The process of silk-paper making is so much less labour intensive than felting, but one of the techniques was pretty messy (it was the way I did it anyway). Over thick newspaper we laid out silk fibres on a square of net and then laid a second layer at right angles. A second piece of net was put over it to make a sandwich and the whole was damped lightly. The best bit was squooshing thin wallpaper paste (about the consistency of single cream) with a big brush into the sandwich on both sides. This was put to one side to dry off.

The other method was much cleaner, but strangely I found it less satisfying. There must be something I enjoy about being messy…(no comments from those who know me). The silk fibres were laid down on baking parchment as in the technique above, and was sprayed with spray starch before covering with another sheet of parchment to make the sandwich. This was then ironed until dry when the parchment was peeled away to reveal the paper.

The translucence is something to be worked with.

Looking at the two pieces of paper on the day I was far happier with the effect of the first – just from a textural point of view as it is so translucent. Unfortunately, I have mislaid the second piece so cannot show you the contrast.

With the paper put to the light it began to show me where I could go with it. I have a large felt piece I’ve been working towards with sketchbook work and samples, and I have a suspicion it may be more suited to being made in silk paper rather than felt, just because it is so sheer and maybe easier to work into gradually to build up the layers to create the effect I’m after. I now have supplies so can begin to play with it properly. I hope to continue with this alongside the felt samples I’m making.

Crafter Deborah and her paper (note the wonderful felted earrings and necklace...)

If anyone is holding back from joining a group of fellow enthusiasts (and this applies to any area) because you feel awkward or think you’re not good enough, if you are able to put those thoughts to one side and just go along, you may surprise yourself. You may also make some wonderful friends or at least have regular play days to enjoy. I’m certainly looking forward to our monthly felting sessions and swapping ideas and woolly talk!

Is such fun legal?

4 thoughts on “York Felters – paper-making heaven

  1. Oh, what a coincidence. I am York too and I just found your ‘How to make felt balls’ on pinterest. I have never worked with felt at all, I am a quilter, crafter and painter, but I loved the video so much I invested in some merino wool to try it myself. I would love to join a local craft group, where can I find the York group you mentioned?

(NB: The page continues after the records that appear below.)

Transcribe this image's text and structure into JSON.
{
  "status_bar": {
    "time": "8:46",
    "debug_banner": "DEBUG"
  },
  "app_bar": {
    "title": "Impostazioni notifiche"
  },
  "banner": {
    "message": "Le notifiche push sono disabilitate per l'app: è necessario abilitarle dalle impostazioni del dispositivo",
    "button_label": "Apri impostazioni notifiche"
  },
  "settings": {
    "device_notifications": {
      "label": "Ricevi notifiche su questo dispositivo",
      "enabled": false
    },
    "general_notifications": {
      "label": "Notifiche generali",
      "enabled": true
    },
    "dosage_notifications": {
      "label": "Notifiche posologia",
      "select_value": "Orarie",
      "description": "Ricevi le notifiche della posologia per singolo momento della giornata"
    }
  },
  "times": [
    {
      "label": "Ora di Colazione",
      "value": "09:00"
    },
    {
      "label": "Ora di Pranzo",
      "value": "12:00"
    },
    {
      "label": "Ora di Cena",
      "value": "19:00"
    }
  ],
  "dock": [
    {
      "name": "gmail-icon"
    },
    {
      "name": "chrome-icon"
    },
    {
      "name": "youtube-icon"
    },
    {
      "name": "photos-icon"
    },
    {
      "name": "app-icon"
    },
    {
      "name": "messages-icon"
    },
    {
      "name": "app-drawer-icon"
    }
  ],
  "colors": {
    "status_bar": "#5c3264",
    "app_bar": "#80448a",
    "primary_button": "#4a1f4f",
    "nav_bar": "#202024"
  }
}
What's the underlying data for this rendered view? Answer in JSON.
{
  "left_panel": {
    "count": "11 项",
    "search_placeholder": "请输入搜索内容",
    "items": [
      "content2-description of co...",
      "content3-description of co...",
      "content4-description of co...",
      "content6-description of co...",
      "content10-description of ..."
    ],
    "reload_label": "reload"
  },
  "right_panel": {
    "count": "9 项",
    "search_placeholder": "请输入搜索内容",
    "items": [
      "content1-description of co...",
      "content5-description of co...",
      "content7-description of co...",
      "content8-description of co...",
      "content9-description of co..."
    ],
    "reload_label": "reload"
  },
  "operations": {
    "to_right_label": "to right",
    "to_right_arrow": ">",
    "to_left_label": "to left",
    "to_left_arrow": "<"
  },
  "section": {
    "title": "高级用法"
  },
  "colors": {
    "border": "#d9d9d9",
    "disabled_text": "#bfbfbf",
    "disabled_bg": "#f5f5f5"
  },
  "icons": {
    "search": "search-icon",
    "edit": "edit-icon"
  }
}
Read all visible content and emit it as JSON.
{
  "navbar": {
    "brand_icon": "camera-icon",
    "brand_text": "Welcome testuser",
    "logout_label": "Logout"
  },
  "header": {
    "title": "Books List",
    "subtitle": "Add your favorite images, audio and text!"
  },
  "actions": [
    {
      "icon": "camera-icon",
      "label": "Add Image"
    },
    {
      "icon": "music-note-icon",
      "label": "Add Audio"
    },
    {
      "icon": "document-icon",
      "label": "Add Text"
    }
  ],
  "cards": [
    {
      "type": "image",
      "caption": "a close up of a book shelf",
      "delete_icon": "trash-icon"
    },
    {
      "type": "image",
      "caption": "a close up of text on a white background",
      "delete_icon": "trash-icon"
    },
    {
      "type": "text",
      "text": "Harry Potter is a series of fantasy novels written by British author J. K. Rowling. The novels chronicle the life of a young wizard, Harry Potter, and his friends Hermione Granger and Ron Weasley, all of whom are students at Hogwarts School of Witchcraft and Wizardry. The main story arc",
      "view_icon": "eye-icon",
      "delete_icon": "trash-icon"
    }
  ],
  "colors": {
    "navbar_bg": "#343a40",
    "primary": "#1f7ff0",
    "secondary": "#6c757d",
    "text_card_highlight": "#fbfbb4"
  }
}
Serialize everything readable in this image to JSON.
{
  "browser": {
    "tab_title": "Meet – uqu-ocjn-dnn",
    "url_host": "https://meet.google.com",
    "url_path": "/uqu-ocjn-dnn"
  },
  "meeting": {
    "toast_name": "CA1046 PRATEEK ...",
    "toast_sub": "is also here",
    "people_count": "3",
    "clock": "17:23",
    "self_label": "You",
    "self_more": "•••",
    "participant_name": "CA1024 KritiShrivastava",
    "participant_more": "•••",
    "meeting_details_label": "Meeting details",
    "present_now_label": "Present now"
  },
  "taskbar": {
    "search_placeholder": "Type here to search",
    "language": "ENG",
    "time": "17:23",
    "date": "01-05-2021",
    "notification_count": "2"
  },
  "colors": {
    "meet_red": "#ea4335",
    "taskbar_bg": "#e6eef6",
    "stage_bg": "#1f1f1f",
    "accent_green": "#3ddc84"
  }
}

Is there a website?

  2. Hi Rachel – I live in Vancouver Canada and I want to find a source of the gorgeous colours of Merino wool that you use in the felting wool balls video – if I want to order on-line how do I describe the product (in particular the wonderful colours) or if you know where I can order please let me know Many Thanks, Peg

    1. You can either Google “merino rovings” or “felting supplies” for your area, or, if you wait for a short time, I will be posting up links to felt ball kits that you can buy from me.

      The colours are rather fine aren’t they!